Et ce qui fait aussi la magie du film, c'est qu'il respire un parfum de fin d'époque: dernière collaboration Hara Setsuko/Ozu, casting composé de pas mal de figures du star system nippon de l'age d'or avant le grand coup de balai de la Nouvelle Vague. Le tout aboutissant à un film s'achevant dans une douce tristesse qui n'empeche pas la vie -celle des personnages surtout- de poursuivre son cours.
Et la vie part en fumée...
Académique, intimiste, OZU Yasujiro est aux antipodes d’un autre grand réalisateur japonais nommé KUROSAWA Akira. Mais contrairement aux idées reçues, son cinéma n’est ni difficilement abordable, ni chiant. Même s’il m’a fallu une petite demi-heure pour totalement rentrer dans le film, la majestuosité qu’il parvient à atteindre au fil des minutes jusqu’au panneau fin est irréfutable et incontournable pour tout cinéphile.

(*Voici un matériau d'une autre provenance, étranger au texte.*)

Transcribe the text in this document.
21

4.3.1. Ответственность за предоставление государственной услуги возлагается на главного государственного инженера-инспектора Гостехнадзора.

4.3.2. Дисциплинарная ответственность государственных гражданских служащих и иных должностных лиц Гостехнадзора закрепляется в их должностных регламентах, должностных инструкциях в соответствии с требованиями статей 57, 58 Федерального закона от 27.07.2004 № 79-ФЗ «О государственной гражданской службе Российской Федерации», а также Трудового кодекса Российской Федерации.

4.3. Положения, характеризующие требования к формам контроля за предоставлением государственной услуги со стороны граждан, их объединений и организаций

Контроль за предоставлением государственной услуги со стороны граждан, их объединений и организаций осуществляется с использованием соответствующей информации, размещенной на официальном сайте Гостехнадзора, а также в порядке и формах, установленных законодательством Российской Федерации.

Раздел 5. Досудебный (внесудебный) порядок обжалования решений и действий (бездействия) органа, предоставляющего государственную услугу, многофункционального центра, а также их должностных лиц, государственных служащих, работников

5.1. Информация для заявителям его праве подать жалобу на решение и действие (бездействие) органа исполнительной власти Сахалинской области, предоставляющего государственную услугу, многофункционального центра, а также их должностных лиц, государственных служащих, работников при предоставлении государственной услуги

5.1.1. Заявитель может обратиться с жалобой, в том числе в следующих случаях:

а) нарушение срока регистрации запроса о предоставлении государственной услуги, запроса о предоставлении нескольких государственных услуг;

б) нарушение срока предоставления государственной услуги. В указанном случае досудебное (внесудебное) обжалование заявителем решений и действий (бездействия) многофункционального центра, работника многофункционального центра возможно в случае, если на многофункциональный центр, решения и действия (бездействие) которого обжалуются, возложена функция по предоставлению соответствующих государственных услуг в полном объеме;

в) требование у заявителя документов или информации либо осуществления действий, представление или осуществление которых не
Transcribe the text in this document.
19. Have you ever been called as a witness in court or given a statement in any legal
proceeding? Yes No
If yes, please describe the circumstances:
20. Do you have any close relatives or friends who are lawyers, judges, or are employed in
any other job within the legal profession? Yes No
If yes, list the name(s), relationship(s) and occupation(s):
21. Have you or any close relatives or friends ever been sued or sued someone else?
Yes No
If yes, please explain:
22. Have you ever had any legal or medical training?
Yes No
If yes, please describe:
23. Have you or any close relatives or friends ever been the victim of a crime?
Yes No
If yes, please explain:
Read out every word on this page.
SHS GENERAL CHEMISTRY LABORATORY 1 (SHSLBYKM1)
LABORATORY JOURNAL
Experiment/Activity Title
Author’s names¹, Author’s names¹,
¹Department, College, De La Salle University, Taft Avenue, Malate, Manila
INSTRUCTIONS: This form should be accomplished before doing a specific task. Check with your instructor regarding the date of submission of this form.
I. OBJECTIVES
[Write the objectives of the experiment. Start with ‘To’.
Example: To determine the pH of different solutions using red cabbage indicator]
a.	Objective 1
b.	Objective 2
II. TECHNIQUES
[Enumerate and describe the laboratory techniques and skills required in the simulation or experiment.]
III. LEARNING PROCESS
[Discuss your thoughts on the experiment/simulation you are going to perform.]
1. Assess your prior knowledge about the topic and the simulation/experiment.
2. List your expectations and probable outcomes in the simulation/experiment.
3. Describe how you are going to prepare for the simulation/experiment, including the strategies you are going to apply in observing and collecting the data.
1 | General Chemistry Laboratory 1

Cette étude de mœurs s’attaque au difficile problème de la séparation (veuvage pour le grand-père et la sœur aînée, amour espacé pour la seconde,…), et comment vivre avec tant bien que mal. Pour cela, Ozu a choisi avec son compère scénariste Noda Kogo d’exploser son récit en de multiples scènes sans réel lien apparent entre elles, avant de réunir tous les protagonistes au sein d’une même famille, ce qui explique qu’une demi-heure soit nécessaire pour comprendre qui est qui et les enjeux du film. Du côté de la mise en scène, c’est très formel (cadre fixe constant mais plans assez brefs, technicolor, format 1.37 pour rapprocher les membres de la famille contrairement au cinémascope) ; cependant, tout est toujours réfléchi et très juste. Prenons par exemple la tentative de fuite du grand-père chez son amante sans éveiller les soupçons de sa fille : un seul plan fixe et une caméra admirablement placée suffisent à créer une situation de suspense et d’humour tout à fait inoubliable.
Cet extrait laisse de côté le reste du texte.